Last year, Veromo raised $935,000 from key investors including its own director James Henderson (executive chairman, Transocean) as well as digital media entrepreneur Mark Dalgleish and Thomas Fussell, a private equity investor and start-up founder whose focus is technology. Family and friends also contributed. The funding helped Veromo get its MVP to market and accelerate the development of new products. What attracted the investors to Veromo, Mellon believes, was the company’s large addressable market plus the potential to generate income from diversified revenue streams: “If you look at our product ecosystem and roadmap, there are numerous levers we could pull to generate revenue.”
Mellon said she and Giles, ‘knowing full well’ their strengths and weaknesses, established an advisory board around seven months ago. It includes Dalgleish and Fussell plus Ron Bowler (managing partner, Northbridge Consulting) and David Kenney (senior partner, Hall Chadwick).
“Having an advisory board lends us credibility but the true value has come from securing the right mix of expertise to help steer Veromo in the right direction in every sense,” Mellon said. “We worked closely with each advisor, holding 1:1 deep dive sessions to ensure they understood our product roadmap, how we prioritise our development efforts, the risks to our business, and the business model. Collectively, the board has zeroed in on areas where we require the most support and guidance. Individually, they’ve worked with us – we’re now an eight-person strong team – to fine-tune our investment strategy and technology roadmap and sense-check major platform decisions.”
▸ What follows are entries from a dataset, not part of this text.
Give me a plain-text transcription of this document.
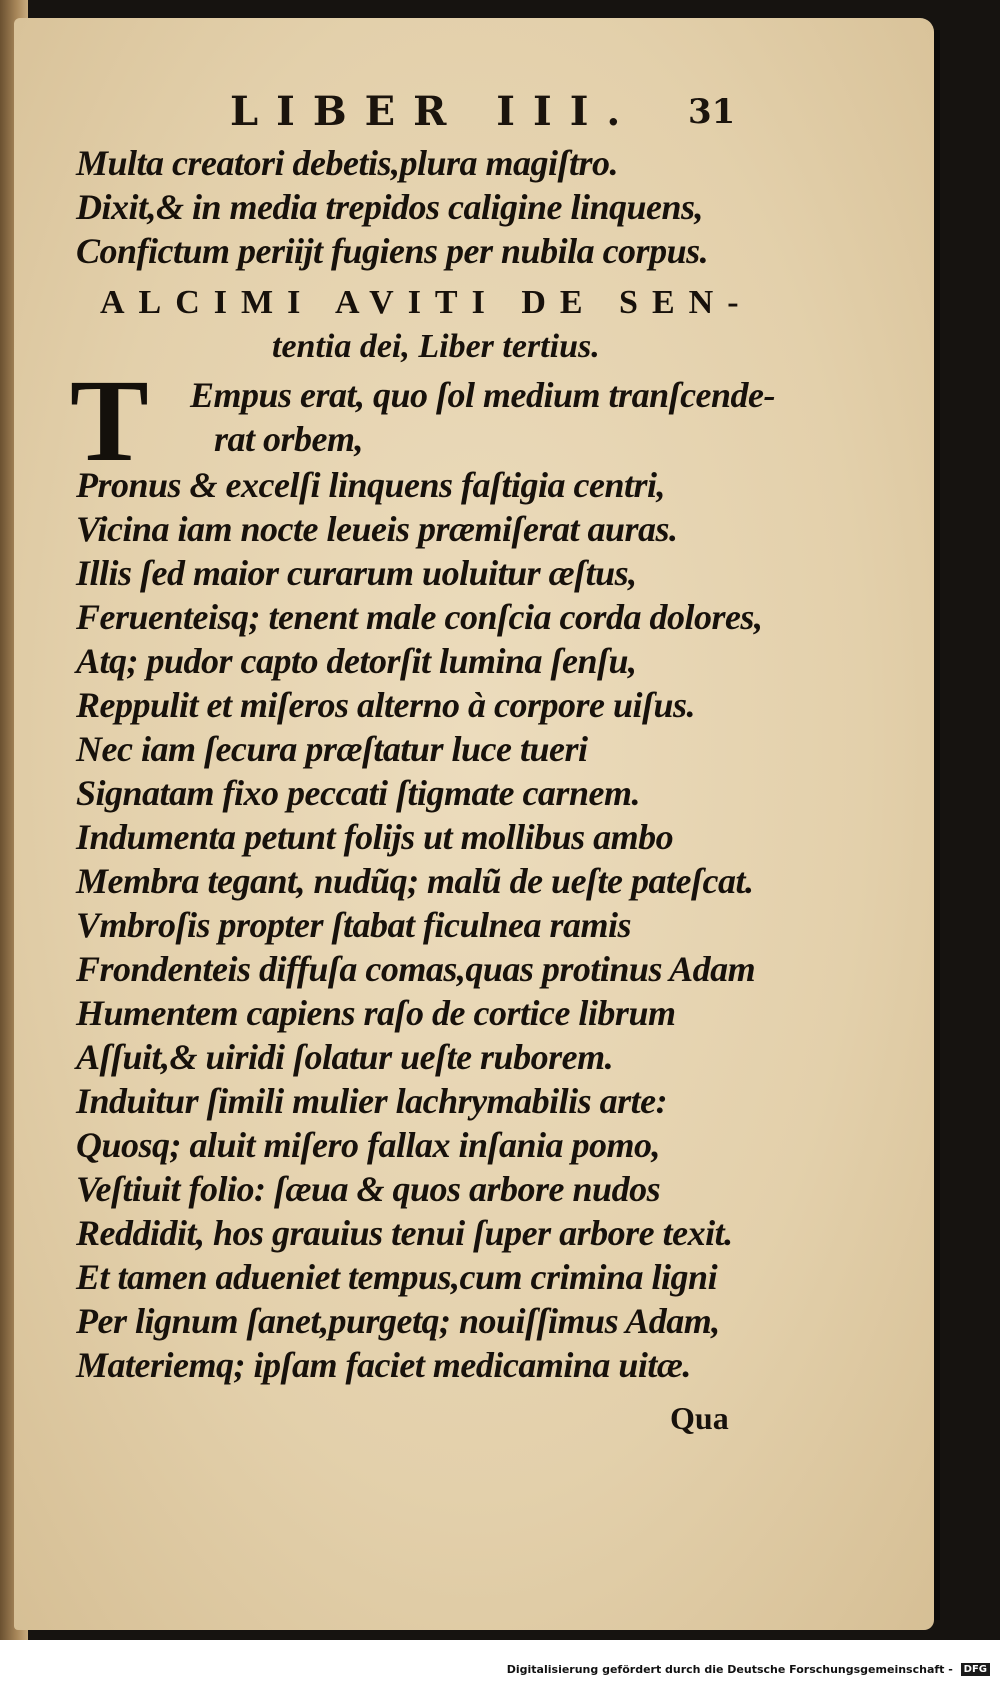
LIBER III. 31
Multa creatori debetis,plura magiſtro.
Dixit,& in media trepidos caligine linquens,
Confictum periijt fugiens per nubila corpus.
ALCIMI AVITI DE SEN-
tentia dei, Liber tertius.
T Empus erat, quo ſol medium tranſcende-
rat orbem,
Pronus & excelſi linquens faſtigia centri,
Vicina iam nocte leueis præmiſerat auras.
Illis ſed maior curarum uoluitur æſtus,
Feruenteisq; tenent male conſcia corda dolores,
Atq; pudor capto detorſit lumina ſenſu,
Reppulit et miſeros alterno à corpore uiſus.
Nec iam ſecura præſtatur luce tueri
Signatam fixo peccati ſtigmate carnem.
Indumenta petunt folijs ut mollibus ambo
Membra tegant, nudũq; malũ de ueſte pateſcat.
Vmbroſis propter ſtabat ficulnea ramis
Frondenteis diffuſa comas,quas protinus Adam
Humentem capiens raſo de cortice librum
Aſſuit,& uiridi ſolatur ueſte ruborem.
Induitur ſimili mulier lachrymabilis arte:
Quosq; aluit miſero fallax inſania pomo,
Veſtiuit folio: ſæua & quos arbore nudos
Reddidit, hos grauius tenui ſuper arbore texit.
Et tamen adueniet tempus,cum crimina ligni
Per lignum ſanet,purgetq; nouiſſimus Adam,
Materiemq; ipſam faciet medicamina uitæ.
Qua
Digitalisierung gefördert durch die Deutsche Forschungsgemeinschaft - DFG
“Our utopia is a one-stop solution for people, globally”
Mellon is certain 2017 is Veromo’s ‘growth year’, noting recent and forthcoming product releases as well as the company’s latest funding round, now being finalised.
“We’re seeking further investment to progress our product ecosystem, including a number of products we have waiting in the wings that are driven by machine learning and AI technology,” she said. “Ultimately, business registrations are just the beginning for Veromo. Our utopia is a fully integrated, one-stop digital solution for people to launch SMEs from anywhere in the world.”